ROBBE-GRILLET, Alain (1922 - 2008)
"Or le monde n'est ni signifiant ni absurde. Il est, tout simplement. C'est là, en tout cas, ce qu'il a de plus remarquable. Et soudain cette évidence nous frappe avec une force contre laquelle nous ne pouvons plus rien. D'un seul coup toute la belle construction s'écroule: ouvrant les yeux à l'improviste, nous avons éprouvé, une fois de trop, le choc de cette réalité têtue dont nous faisions semblant d'être venus à bout. Autour de nous, défiant la meute de nos adjectifs animistes ou ménagers, les choses sont là. Leur surface est nette, lisse, intacte, sans éclat louche ni transparence. Toute notre littérature n'a pas encore réussi à en entamer le plus petit coin, à en amollir la moindre courbe."
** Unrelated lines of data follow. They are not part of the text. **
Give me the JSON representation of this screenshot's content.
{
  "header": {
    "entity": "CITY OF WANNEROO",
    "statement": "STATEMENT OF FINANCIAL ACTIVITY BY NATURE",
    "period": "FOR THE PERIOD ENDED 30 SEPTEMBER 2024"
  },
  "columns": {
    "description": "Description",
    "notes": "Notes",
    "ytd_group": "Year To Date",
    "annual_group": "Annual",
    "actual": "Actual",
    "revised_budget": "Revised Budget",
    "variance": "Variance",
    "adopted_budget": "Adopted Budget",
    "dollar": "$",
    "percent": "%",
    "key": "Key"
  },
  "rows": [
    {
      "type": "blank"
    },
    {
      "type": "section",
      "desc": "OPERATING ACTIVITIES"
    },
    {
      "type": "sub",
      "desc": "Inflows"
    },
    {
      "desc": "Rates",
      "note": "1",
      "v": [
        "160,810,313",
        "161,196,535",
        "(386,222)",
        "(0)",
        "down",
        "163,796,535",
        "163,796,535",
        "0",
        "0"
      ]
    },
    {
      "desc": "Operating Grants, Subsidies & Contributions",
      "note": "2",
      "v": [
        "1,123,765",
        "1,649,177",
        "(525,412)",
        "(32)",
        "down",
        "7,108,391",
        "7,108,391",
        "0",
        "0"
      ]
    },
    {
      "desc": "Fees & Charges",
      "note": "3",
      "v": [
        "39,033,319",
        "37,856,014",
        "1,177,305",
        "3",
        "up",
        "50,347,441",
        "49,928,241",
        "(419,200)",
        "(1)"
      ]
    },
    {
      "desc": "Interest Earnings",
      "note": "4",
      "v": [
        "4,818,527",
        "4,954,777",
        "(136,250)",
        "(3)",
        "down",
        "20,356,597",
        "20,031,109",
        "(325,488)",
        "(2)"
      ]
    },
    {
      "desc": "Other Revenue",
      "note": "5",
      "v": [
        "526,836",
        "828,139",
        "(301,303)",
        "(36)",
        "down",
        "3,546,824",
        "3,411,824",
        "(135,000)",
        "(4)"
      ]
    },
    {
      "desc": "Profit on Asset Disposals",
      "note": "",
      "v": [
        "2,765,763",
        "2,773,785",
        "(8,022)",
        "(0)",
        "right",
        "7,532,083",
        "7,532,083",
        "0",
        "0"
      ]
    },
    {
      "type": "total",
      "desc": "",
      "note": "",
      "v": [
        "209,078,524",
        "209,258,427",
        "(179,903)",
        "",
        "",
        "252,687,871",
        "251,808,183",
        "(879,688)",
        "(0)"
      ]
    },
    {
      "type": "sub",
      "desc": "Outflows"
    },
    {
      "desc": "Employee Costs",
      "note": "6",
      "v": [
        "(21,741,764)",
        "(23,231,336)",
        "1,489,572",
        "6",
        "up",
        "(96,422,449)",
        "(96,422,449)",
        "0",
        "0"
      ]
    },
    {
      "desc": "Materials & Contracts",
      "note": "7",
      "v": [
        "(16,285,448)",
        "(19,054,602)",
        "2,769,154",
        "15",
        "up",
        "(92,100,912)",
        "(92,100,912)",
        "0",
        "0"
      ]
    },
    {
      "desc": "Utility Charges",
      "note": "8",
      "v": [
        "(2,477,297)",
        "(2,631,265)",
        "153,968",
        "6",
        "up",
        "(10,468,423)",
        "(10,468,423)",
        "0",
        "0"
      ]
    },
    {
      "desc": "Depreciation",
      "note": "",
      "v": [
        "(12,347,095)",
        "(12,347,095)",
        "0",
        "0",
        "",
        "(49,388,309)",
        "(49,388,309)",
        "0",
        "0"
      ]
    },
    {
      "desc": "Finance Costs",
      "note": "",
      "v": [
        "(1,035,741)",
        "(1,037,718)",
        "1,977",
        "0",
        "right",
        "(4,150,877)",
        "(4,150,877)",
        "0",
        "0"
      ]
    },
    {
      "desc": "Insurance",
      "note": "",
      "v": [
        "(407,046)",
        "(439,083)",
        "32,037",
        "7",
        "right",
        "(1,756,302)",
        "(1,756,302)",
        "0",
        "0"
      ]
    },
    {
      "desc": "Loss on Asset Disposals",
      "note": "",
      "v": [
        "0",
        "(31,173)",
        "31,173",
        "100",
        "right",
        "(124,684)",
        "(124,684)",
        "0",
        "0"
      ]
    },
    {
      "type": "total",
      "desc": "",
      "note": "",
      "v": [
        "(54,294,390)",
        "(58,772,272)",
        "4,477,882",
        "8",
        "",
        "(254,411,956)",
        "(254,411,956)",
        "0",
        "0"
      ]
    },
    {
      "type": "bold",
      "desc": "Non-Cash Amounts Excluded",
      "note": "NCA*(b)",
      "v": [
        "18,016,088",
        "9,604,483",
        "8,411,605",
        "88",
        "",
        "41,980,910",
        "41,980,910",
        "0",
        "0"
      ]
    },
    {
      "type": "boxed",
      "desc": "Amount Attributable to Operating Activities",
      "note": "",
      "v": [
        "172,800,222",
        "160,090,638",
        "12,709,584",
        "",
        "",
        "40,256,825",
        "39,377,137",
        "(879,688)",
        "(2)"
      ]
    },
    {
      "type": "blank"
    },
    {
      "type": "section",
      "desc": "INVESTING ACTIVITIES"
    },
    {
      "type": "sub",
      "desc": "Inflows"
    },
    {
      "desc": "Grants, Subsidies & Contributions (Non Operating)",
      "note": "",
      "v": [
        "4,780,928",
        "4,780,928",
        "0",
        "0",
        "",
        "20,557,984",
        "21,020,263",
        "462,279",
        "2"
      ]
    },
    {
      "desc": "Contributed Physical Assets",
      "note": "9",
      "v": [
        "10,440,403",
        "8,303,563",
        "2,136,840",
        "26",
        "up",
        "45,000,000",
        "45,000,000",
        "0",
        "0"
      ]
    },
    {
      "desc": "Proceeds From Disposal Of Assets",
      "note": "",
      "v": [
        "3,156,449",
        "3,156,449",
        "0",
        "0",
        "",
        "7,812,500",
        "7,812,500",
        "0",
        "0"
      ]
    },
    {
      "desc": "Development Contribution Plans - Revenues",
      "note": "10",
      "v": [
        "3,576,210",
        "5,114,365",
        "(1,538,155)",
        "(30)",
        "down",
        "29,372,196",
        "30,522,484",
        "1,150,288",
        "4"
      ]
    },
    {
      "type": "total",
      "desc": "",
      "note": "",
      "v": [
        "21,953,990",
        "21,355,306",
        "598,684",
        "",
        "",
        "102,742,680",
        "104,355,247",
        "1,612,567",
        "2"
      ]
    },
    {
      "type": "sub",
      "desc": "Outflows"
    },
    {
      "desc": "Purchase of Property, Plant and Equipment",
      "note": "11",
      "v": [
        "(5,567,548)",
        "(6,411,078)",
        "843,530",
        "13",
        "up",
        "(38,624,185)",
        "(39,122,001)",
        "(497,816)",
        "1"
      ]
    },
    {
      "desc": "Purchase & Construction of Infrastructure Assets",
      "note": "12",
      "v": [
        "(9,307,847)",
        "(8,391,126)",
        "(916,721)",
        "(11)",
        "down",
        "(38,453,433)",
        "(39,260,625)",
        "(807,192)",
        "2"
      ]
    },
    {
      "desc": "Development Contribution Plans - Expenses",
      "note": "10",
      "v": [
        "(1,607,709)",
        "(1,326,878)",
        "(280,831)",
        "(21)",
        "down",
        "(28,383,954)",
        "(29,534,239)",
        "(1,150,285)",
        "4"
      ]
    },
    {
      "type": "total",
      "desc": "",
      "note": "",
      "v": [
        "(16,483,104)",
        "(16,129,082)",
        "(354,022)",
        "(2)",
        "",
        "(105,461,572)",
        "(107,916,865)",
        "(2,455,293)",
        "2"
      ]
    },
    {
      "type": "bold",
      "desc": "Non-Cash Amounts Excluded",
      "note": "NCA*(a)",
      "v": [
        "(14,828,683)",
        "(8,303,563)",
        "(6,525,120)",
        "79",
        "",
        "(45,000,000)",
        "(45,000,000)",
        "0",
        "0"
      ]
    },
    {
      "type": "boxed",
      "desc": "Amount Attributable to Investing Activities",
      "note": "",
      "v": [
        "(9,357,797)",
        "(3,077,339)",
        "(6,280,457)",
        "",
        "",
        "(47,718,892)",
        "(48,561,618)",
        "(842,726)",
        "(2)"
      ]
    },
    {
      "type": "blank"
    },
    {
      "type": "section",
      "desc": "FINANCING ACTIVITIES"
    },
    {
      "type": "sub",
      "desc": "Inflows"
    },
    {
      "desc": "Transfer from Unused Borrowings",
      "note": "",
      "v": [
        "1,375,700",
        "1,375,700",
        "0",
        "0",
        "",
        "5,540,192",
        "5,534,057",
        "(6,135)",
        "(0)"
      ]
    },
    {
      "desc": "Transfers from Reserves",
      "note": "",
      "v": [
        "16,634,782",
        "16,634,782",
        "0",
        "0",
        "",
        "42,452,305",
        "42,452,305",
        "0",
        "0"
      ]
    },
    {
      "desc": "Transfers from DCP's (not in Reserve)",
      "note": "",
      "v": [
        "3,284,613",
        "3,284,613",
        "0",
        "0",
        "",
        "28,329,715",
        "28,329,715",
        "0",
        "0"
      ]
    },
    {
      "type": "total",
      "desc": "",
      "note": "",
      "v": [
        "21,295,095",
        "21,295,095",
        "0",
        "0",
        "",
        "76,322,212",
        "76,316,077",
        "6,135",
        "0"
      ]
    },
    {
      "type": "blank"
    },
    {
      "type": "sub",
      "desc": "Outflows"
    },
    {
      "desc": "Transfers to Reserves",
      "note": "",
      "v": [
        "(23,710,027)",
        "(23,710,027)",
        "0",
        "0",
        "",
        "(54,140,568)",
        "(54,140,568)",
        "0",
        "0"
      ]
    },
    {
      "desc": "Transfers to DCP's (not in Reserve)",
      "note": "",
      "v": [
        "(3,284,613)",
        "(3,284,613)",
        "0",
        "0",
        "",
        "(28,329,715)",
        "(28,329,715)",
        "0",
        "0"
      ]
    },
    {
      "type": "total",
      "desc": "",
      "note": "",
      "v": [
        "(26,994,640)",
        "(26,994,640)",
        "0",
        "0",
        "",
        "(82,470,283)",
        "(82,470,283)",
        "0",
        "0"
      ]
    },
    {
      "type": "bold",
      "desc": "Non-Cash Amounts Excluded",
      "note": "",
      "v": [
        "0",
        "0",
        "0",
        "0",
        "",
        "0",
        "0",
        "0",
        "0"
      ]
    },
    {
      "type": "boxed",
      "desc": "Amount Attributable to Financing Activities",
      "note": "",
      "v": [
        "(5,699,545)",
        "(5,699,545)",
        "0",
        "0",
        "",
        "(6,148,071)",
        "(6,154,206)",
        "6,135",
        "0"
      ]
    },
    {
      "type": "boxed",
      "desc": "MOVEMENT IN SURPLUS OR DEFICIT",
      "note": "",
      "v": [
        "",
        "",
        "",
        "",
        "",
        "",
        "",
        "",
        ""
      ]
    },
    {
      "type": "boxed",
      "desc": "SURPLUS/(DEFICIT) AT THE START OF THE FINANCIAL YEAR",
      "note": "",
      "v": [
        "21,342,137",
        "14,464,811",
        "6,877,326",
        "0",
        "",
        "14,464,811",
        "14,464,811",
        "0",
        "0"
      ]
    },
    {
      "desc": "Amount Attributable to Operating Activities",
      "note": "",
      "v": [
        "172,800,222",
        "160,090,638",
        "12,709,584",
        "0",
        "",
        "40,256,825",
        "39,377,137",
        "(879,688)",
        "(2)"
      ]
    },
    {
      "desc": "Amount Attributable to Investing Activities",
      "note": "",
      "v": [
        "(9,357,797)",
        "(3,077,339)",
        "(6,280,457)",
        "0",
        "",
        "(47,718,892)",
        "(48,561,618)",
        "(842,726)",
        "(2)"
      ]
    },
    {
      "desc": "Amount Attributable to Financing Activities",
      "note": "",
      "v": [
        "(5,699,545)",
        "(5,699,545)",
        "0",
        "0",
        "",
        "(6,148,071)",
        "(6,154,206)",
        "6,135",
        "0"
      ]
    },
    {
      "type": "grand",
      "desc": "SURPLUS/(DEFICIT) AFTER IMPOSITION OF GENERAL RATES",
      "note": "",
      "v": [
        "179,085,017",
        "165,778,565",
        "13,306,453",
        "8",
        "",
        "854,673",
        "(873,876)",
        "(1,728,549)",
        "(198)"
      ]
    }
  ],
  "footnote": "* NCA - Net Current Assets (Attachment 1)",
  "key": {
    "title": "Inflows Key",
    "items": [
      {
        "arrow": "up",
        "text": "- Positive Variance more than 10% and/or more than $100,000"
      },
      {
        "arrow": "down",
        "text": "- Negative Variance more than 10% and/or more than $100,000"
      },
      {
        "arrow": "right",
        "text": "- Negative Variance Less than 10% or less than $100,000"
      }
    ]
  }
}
Alain Robbe-Grillet, Pour un Nouveau Roman (1963), Une Voie pour le Roman futur, éd. Minuit, p. 18."Avant l'oeuvre, il n'y a rien, pas de certitude, pas de thèse, pas de message. Croire que le romancier a "quelque chose à dire", et qu'il cherche ensuite comment le dire, représente le plus grave des contre-sens. Car c'est précisément ce "comment ", cette manière de dire, qui constitue son projet d'écrivain, projet obscur entre tous, et qui sera plus tard le contenu douteux de son livre. C'est peut-être, en fin de compte, ce contenu douteux d'un obscur projet de forme qui servira le mieux la cause de la liberté. Mais à quelle échéance?"
Alain Robbe-Grillet, Pour un Nouveau Roman, "Nouveau Roman, Homme nouveau", p. 121, éd. Minuit.